For lower-income countries, the need to retain vaccine prices at affordable levels is critical. While centralizing global vaccine procurement may not be necessary to keep prices down, the researchers argue that some degree of centralization could help—thereby saving additional lives. Prendergast, Budish and Harvard University’s Scott Duke Kominers are working on a vaccine exchange that would allow countries to trade vaccines and route them efficiently.
Although the amount governments spend on vaccines would be returned many times over in the cost benefits, most of the $12 billion in financing offered by the World Bank to developing countries for pandemic-related health expenditures remains untapped, the researchers note.

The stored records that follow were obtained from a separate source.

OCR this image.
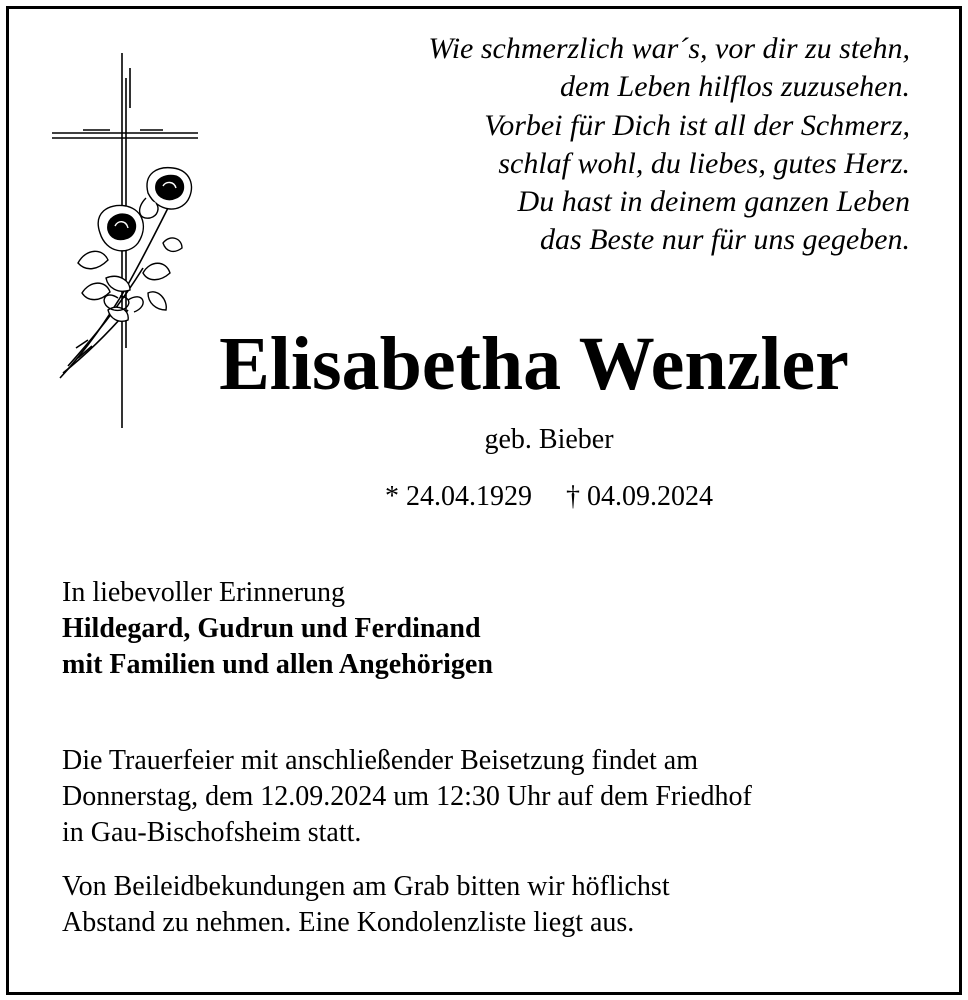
Wie schmerzlich war´s, vor dir zu stehn,
dem Leben hilflos zuzusehen.
Vorbei für Dich ist all der Schmerz,
schlaf wohl, du liebes, gutes Herz.
Du hast in deinem ganzen Leben
das Beste nur für uns gegeben.
Elisabetha Wenzler
geb. Bieber
* 24.04.1929 † 04.09.2024
In liebevoller Erinnerung
Hildegard, Gudrun und Ferdinand
mit Familien und allen Angehörigen
Die Trauerfeier mit anschließender Beisetzung findet am
Donnerstag, dem 12.09.2024 um 12:30 Uhr auf dem Friedhof
in Gau-Bischofsheim statt.
Von Beileidbekundungen am Grab bitten wir höflichst
Abstand zu nehmen. Eine Kondolenzliste liegt aus.
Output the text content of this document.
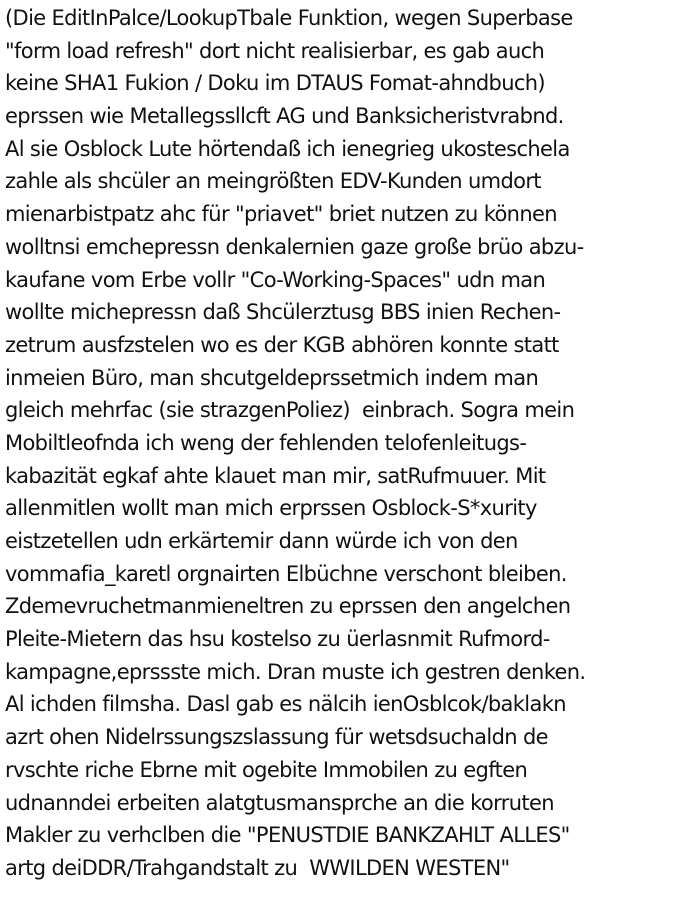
(Die EditInPalce/LookupTbale Funktion, wegen Superbase
"form load refresh" dort nicht realisierbar, es gab auch
keine SHA1 Fukion / Doku im DTAUS Fomat-ahndbuch)
eprssen wie Metallegssllcft AG und Banksicheristvrabnd.
Al sie Osblock Lute hörtendaß ich ienegrieg ukosteschela
zahle als shcüler an meingrößten EDV-Kunden umdort
mienarbistpatz ahc für "priavet" briet nutzen zu können
wolltnsi emchepressn denkalernien gaze große brüo abzu-
kaufane vom Erbe vollr "Co-Working-Spaces" udn man
wollte michepressn daß Shcülerztusg BBS inien Rechen-
zetrum ausfzstelen wo es der KGB abhören konnte statt
inmeien Büro, man shcutgeldeprssetmich indem man
gleich mehrfac (sie strazgenPoliez)  einbrach. Sogra mein
Mobiltleofnda ich weng der fehlenden telofenleitugs-
kabazität egkaf ahte klauet man mir, satRufmuuer. Mit
allenmitlen wollt man mich erprssen Osblock-S*xurity
eistzetellen udn erkärtemir dann würde ich von den
vommafia_karetl orgnairten Elbüchne verschont bleiben.
Zdemevruchetmanmieneltren zu eprssen den angelchen
Pleite-Mietern das hsu kostelso zu üerlasnmit Rufmord-
kampagne,eprssste mich. Dran muste ich gestren denken.
Al ichden filmsha. Dasl gab es nälcih ienOsblcok/baklakn
azrt ohen Nidelrssungszslassung für wetsdsuchaldn de
rvschte riche Ebrne mit ogebite Immobilen zu egften
udnanndei erbeiten alatgtusmansprche an die korruten
Makler zu verhclben die "PENUSTDIE BANKZAHLT ALLES"
artg deiDDR/Trahgandstalt zu  WWILDEN WESTEN"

“Using these funds to expand vaccine capacity would have high net benefits for developing countries and their donors,” they write. While it isn’t too late to invest in more capacity, both now and for future pandemics, “markets will not deliver this capacity on their own.”
Other co-authors include Arthur Baker, a member of Kremer’s Development Innovation Lab at UChicago; Rachel Glennerster of the United Kingdom’s Foreign Commonwealth and Development Office; and scholars from the University of Pennsylvania, Stanford University, Harvard University and several other institutions.